Clare Salters, Deputy Secretary, was seconded from the Northern Ireland Office to the Inquiry from July 2009 to September 2012. As Head of Constitutional Policy & Liaison, she was part of the team that restored devolution and devolved policing and justice in Northern Ireland. Her previous roles include work on human rights and equality, police reform, public inquiries and serving as Private Secretary to the Head of the Northern Ireland Civil Service. She has also worked in the Department for Culture Media and Sport and the Northern Ireland Department for Health and Social Services.

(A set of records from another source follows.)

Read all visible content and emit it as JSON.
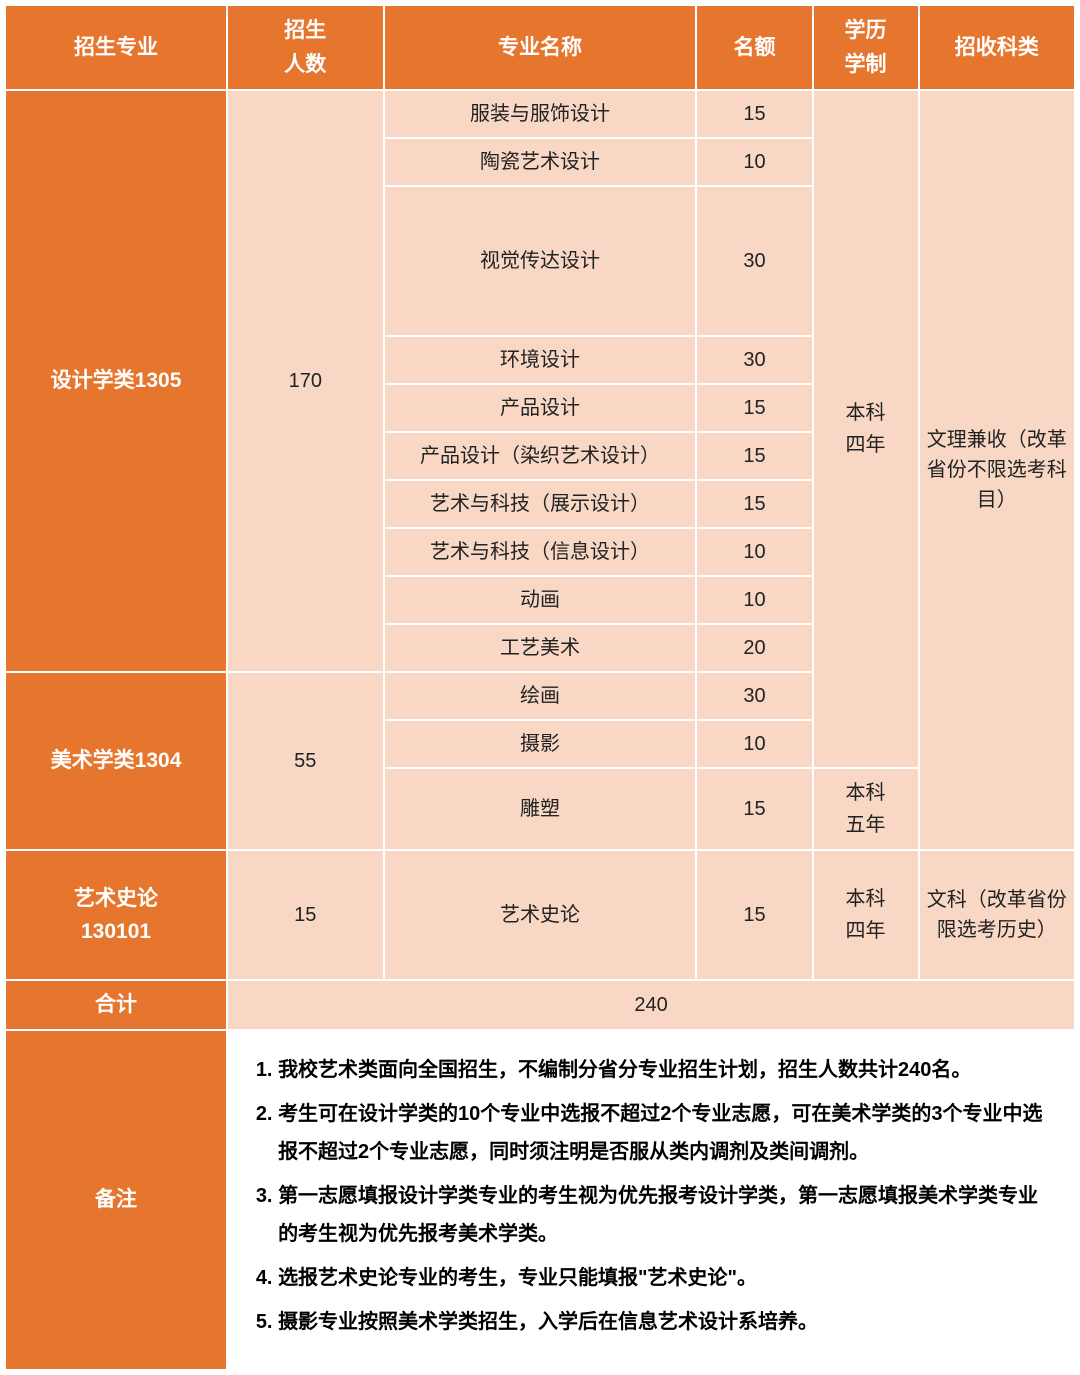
{
  "columns": {
    "major_cat": "招生专业",
    "enroll_count": "招生\n人数",
    "major_name": "专业名称",
    "quota": "名额",
    "degree_years": "学历\n学制",
    "subject_type": "招收科类"
  },
  "col_widths": {
    "c1": 220,
    "c2": 155,
    "c3": 310,
    "c4": 115,
    "c5": 105,
    "c6": 155
  },
  "cat1": {
    "label": "设计学类1305",
    "count": "170",
    "rows": [
      {
        "name": "服装与服饰设计",
        "quota": "15"
      },
      {
        "name": "陶瓷艺术设计",
        "quota": "10"
      },
      {
        "name": "视觉传达设计",
        "quota": "30"
      },
      {
        "name": "环境设计",
        "quota": "30"
      },
      {
        "name": "产品设计",
        "quota": "15"
      },
      {
        "name": "产品设计（染织艺术设计）",
        "quota": "15"
      },
      {
        "name": "艺术与科技（展示设计）",
        "quota": "15"
      },
      {
        "name": "艺术与科技（信息设计）",
        "quota": "10"
      },
      {
        "name": "动画",
        "quota": "10"
      },
      {
        "name": "工艺美术",
        "quota": "20"
      }
    ]
  },
  "cat2": {
    "label": "美术学类1304",
    "count": "55",
    "rows": [
      {
        "name": "绘画",
        "quota": "30"
      },
      {
        "name": "摄影",
        "quota": "10"
      },
      {
        "name": "雕塑",
        "quota": "15"
      }
    ]
  },
  "cat3": {
    "label": "艺术史论\n130101",
    "count": "15",
    "name": "艺术史论",
    "quota": "15"
  },
  "degree_4y": "本科\n四年",
  "degree_5y": "本科\n五年",
  "subject_both": "文理兼收（改革省份不限选考科目）",
  "subject_arts": "文科（改革省份限选考历史）",
  "total_label": "合计",
  "total_value": "240",
  "notes_label": "备注",
  "notes": [
    "我校艺术类面向全国招生，不编制分省分专业招生计划，招生人数共计240名。",
    "考生可在设计学类的10个专业中选报不超过2个专业志愿，可在美术学类的3个专业中选报不超过2个专业志愿，同时须注明是否服从类内调剂及类间调剂。",
    "第一志愿填报设计学类专业的考生视为优先报考设计学类，第一志愿填报美术学类专业的考生视为优先报考美术学类。",
    "选报艺术史论专业的考生，专业只能填报\"艺术史论\"。",
    "摄影专业按照美术学类招生，入学后在信息艺术设计系培养。"
  ]
}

“The inquiry will consider the period from the summer of 2001 to the end of July 2009, embracing the run-up to the conflict in Iraq, the military action and its aftermath. We will therefore be considering the UK’s involvement in Iraq, including the way decisions were made and actions taken, to establish, as accurately as possible, what happened and to identify the lessons that can be learned. Those lessons will help ensure that, if we face similar situations in future, the government of the day is best equipped to respond to those situations in the most effective manner in the best interests of the country.”
When he announced in the House of Commons the setting-up of the Inquiry, Gordon Brown said, “Its scope is unprecedented.”
 Terms of reference for the de Silva inquiry; “The Review will have full access to the Stevens archive and all Government papers, including any Ministry of Defence, Security Service, Home Office, Cabinet Office, or Northern Ireland Office files that you believe are relevant.”